A secretária executiva do Ministério da Educação, Maria Helena Guimarães de Castro, abriu o encontro pela manhã. As discussões à tarde foram sobre a escola e comunidade. O debatedor convidado foi o sociólogo e membro do Conselho Nacional de Educação, César Callegari.
Ao final do evento, Callegari comentou sobre as mudanças anunciadas pelo governo. ” Não se faz educação, não se faz reforma educacional sem a participação dos principais. Os principais são os professores, são os alunos, a comunidade. É deles que depende o sucesso de um avanço educacional. E isso nós precisamos garantir. Não com Medida Provisória, mas com participação”.
Na opinião dele, a medida foi tomada para atender secretarias estaduais de educação que enfrentam problemas com falta de estrutura e professores. Callegari diz que a redução do currículo obrigatório é preocupante.
“Essa MP pretende reduzir pela metade os direitos de aprendizagem dos jovens brasileiros que tem um curso de 2 mil e 400 horas. No artigo 36, diz o seguinte ‘o currículo obrigatório da Base Nacional Comum tem que ser dado em 1 mil e 200 horas’. E depois, e o resto, como vai ficar? Isso não pode acontecer”, disse.
Professores que participam do encontro também criticaram a decisão do governo.
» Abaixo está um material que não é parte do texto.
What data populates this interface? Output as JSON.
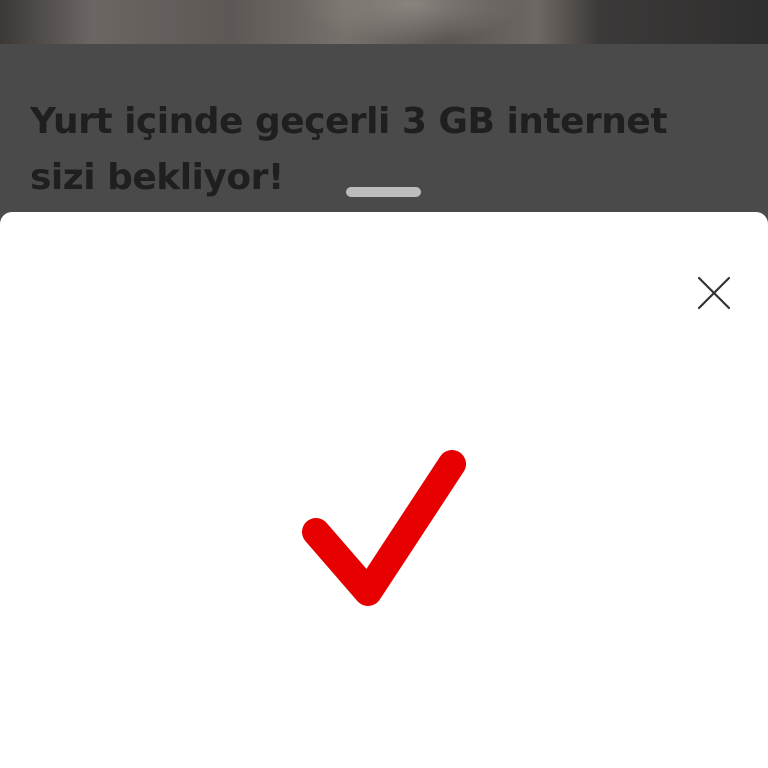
{
  "offer": {
    "title_line1": "Yurt içinde geçerli 3 GB internet",
    "title_line2": "sizi bekliyor!"
  },
  "bottom_sheet": {
    "status": "success",
    "check_color": "#e60000",
    "icons": {
      "close": "close-icon",
      "status": "checkmark-icon"
    }
  },
  "colors": {
    "overlay": "#4a4a4a",
    "sheet": "#ffffff",
    "title_text": "#1f1f1f",
    "handle": "#bdbdbd"
  }
}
Para o professor de biologia, Marcelo Lasneaux, do Instituto Federal de Brasília, é necessário um debate sobre o assunto.
“Parece uma decisão oligárquica, meia dúzia que se juntaram e decidiram o que era a síntese de toda a discussão e isso gerou uma medida provisória”. Para ele, a mudança não vai repercutir em nada. ” A questão de reagendar os currículos ela é primária e descontinuada. O que a gente precisa parar e discutir é um modelo de escola que está falido”, disse.